Patrick Allitt, born in England, educated at Oxford, and professor of American history of Emory University in Atlanta, gives The Crown two thumbs up, three thumbs up, in fact, if he had another thumb and looks forward to Season 2.
"I think it’s a really brilliant achievement," Allitt told me, "in that it manages to avoid either gushing over, or condemning, the monarchy. The complexity of the characterizations is superb, as is the presentation of awkward dilemmas (like what to do about Princess Margaret). I particularly appreciated the way in which Churchill is shown to be a very troublesome old fellow, not the demi-God we’re sometimes presented with these days. "
Personally, what I found so enlightening about The Crown, aside from the tug and pull of the complicated relationship between the state and crown, amid a rapidly changing world in the mid-twentieth century, was how the liberty and independence of Elizabeth was stripped from her as soon as she ascended to the throne. Soon after her coronation, she quickly realized, at times painfully, that she now had to cling to the office the Crown with its long held British monarchial traditions and practices, however archaic and out of date they may have seemed.

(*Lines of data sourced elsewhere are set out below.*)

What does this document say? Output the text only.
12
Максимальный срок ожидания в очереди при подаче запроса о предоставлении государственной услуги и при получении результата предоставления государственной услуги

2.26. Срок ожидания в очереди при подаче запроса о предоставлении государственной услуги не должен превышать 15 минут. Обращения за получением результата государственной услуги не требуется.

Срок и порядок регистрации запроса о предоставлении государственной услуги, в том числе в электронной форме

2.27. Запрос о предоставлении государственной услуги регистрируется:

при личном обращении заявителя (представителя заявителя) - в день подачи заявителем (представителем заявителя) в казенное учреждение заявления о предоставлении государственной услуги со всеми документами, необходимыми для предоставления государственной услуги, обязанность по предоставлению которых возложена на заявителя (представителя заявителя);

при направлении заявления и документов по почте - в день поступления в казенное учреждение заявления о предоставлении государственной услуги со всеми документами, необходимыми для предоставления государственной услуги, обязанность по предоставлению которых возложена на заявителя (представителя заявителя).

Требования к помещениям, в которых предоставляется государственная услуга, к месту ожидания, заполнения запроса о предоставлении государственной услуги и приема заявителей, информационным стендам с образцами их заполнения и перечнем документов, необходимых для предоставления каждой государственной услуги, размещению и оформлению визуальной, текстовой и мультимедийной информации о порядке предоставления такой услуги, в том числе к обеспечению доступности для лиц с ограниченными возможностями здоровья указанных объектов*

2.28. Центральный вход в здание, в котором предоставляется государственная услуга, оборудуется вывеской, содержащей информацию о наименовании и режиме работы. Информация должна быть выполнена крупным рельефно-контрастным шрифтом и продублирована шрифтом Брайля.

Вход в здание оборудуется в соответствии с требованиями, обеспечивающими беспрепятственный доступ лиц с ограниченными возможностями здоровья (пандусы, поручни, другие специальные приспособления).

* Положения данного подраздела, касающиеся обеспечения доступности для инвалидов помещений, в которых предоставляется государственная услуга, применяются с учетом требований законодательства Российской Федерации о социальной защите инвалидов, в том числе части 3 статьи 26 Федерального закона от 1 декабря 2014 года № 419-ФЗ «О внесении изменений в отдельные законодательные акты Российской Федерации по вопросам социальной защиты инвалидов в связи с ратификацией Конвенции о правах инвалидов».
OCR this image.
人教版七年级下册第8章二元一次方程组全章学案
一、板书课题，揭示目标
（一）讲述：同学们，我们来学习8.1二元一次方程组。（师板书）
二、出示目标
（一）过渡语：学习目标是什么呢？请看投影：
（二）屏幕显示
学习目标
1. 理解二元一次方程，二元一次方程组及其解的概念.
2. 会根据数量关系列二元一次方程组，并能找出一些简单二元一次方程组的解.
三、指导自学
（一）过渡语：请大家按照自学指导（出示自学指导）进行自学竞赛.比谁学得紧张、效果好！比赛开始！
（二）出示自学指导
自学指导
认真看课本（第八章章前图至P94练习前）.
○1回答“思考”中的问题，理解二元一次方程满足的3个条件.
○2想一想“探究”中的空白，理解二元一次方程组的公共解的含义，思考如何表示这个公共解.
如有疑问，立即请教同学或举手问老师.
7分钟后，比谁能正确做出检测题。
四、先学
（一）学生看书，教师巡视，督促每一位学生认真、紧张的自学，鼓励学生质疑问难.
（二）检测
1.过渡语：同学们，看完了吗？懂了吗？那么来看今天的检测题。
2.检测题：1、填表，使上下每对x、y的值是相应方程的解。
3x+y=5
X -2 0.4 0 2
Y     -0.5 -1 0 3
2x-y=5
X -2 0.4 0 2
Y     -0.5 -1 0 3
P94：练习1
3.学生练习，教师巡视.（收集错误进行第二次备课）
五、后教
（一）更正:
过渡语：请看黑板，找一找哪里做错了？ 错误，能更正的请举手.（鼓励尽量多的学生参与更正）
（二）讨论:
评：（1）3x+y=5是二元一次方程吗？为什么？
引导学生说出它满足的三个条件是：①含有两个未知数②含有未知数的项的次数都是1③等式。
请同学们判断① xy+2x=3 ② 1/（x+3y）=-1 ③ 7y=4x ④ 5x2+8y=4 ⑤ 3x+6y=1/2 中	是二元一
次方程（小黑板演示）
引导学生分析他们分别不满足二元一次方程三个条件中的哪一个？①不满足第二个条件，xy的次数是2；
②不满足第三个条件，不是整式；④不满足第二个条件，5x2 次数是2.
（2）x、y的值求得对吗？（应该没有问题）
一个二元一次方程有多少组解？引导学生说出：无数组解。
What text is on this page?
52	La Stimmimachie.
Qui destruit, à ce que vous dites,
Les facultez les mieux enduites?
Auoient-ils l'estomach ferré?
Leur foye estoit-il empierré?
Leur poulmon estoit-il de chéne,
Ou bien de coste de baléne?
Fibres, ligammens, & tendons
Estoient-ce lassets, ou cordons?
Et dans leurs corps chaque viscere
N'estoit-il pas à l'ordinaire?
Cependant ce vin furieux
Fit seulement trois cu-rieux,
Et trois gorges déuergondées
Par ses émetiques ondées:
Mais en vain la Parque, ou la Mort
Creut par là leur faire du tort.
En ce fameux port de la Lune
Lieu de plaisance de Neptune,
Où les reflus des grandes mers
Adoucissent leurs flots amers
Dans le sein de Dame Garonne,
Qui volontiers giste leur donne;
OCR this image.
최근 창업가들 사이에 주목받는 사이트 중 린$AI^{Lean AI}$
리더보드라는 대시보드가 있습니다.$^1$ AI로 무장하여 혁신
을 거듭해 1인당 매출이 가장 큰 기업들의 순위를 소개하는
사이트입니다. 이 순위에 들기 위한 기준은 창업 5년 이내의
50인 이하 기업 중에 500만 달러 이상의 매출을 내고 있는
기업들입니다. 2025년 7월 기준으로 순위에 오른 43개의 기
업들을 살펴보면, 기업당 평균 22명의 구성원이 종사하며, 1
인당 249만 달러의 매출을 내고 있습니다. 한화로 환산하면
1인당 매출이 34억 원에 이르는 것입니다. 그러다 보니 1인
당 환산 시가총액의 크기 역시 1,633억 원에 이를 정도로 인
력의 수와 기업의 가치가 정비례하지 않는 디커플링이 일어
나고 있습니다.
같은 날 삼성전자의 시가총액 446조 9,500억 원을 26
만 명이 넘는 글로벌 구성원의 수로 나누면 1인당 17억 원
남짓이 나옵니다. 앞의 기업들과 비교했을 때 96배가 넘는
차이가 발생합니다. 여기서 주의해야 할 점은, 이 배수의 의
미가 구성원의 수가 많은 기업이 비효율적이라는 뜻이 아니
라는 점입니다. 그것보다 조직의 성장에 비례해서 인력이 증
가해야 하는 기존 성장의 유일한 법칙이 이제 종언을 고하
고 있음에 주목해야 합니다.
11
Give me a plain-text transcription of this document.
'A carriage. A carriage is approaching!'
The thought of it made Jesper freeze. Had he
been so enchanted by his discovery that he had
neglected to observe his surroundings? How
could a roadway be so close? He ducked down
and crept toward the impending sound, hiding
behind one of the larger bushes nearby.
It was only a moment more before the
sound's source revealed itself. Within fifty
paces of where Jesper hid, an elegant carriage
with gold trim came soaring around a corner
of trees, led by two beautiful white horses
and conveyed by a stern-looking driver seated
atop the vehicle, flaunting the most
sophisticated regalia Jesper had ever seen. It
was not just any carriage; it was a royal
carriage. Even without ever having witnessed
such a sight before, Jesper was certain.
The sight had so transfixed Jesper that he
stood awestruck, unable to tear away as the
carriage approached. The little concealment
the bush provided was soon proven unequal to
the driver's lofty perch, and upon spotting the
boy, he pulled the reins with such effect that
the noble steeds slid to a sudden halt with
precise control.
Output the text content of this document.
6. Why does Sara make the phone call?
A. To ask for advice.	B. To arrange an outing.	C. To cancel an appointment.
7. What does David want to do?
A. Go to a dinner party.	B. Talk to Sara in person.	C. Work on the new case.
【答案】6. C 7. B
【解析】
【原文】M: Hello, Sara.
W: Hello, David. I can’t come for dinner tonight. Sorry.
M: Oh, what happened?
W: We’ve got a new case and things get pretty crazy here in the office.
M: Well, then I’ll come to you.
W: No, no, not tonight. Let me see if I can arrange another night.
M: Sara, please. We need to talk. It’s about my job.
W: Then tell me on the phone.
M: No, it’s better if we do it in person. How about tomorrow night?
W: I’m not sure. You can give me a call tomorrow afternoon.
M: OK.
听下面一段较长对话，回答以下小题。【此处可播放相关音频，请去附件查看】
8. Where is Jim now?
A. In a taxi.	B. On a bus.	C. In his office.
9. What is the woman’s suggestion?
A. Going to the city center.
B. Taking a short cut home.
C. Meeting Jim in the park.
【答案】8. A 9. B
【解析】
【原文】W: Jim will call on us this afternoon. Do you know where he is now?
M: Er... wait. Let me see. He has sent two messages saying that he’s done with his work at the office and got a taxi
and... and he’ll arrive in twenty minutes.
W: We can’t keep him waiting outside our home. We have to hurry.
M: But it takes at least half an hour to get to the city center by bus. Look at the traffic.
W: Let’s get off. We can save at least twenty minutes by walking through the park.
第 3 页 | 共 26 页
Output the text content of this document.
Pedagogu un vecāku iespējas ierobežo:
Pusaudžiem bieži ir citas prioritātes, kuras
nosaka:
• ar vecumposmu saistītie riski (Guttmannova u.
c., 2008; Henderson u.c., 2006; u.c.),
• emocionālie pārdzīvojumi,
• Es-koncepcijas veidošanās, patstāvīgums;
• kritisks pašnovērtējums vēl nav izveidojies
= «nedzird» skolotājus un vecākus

When Elizabeth, for example, first approved of the marriage of her sister Margaret to Group Captain Peter Townsend, a divorced war hero, she is reminded that the monarchy must submit to the Royal Marriages Act 1772, which stipulated that Margaret would have to wait until age 25 to marry a divorcee. In the end, Elizabeth deferred to the office of the Crown rather than grant the wishes of the sister she loved so much, including breaking a promise they once made to their late father, that they would always put each other first no matter what.
Elizabeth's personal liberty is subordinated, once again, when she wants to appoint her personal favorite as her private secretary, when her current secretary to the Sovereign, Tommy Lascelles, announces his retirement. She is soon strongly encouraged to stick to the tradition of the office, by appointing the senior deputy (not one of her own choosing) in keeping with the traditional line of succession.
So, even with all the gilded trappings of the monarchy living as she does in the splendor of Buckingham Palace with wall to wall servants, footmen and drivers, at her beckoning call; in the end, it all comes at a mighty high cost: Elizabeth’s personal freedom.
In an average year, The Queen receives approximately 60,000 pieces of correspondence.
Queen Elizabeth II was Time Magazine's Person of the Year in 1952.
The Queen always writes with a fountain pen that belonged to her father, King George VI.
The only house the Queen is not permitted to enter is the House of Commons, since she is not a commoner.
The Queen is distantly related to George Washington, the first President of the United States and General Robert E. Lee
The Queen has 10 residences at her disposal: Buckingham Palace, Windsor Castle, St. James Palace, Kensington Palace, Hampton Court Palace, Balmoral, Sandringham, Holyrood Palace, the Tower of London and the Palace of Westminster.
The Queen's middle names are Alexandra Mary. She was known to her grandmother, Queen Mary, as `The Bambino.'
As young girls, Elizabeth and Margaret were educated at home. They were the last royals not to receive a formal education.
Queen Victoria was the first sovereign to take up residence at Buckingham Palace in July 1837 and in June 1838 she was the first British sovereign to leave from Buckingham Palace for a Coronation
Buckingham Palace has 775 rooms. These include 19 State rooms, 52 Royal and guest bedrooms, 188 staff bedrooms, 92 offices and 78 bathrooms.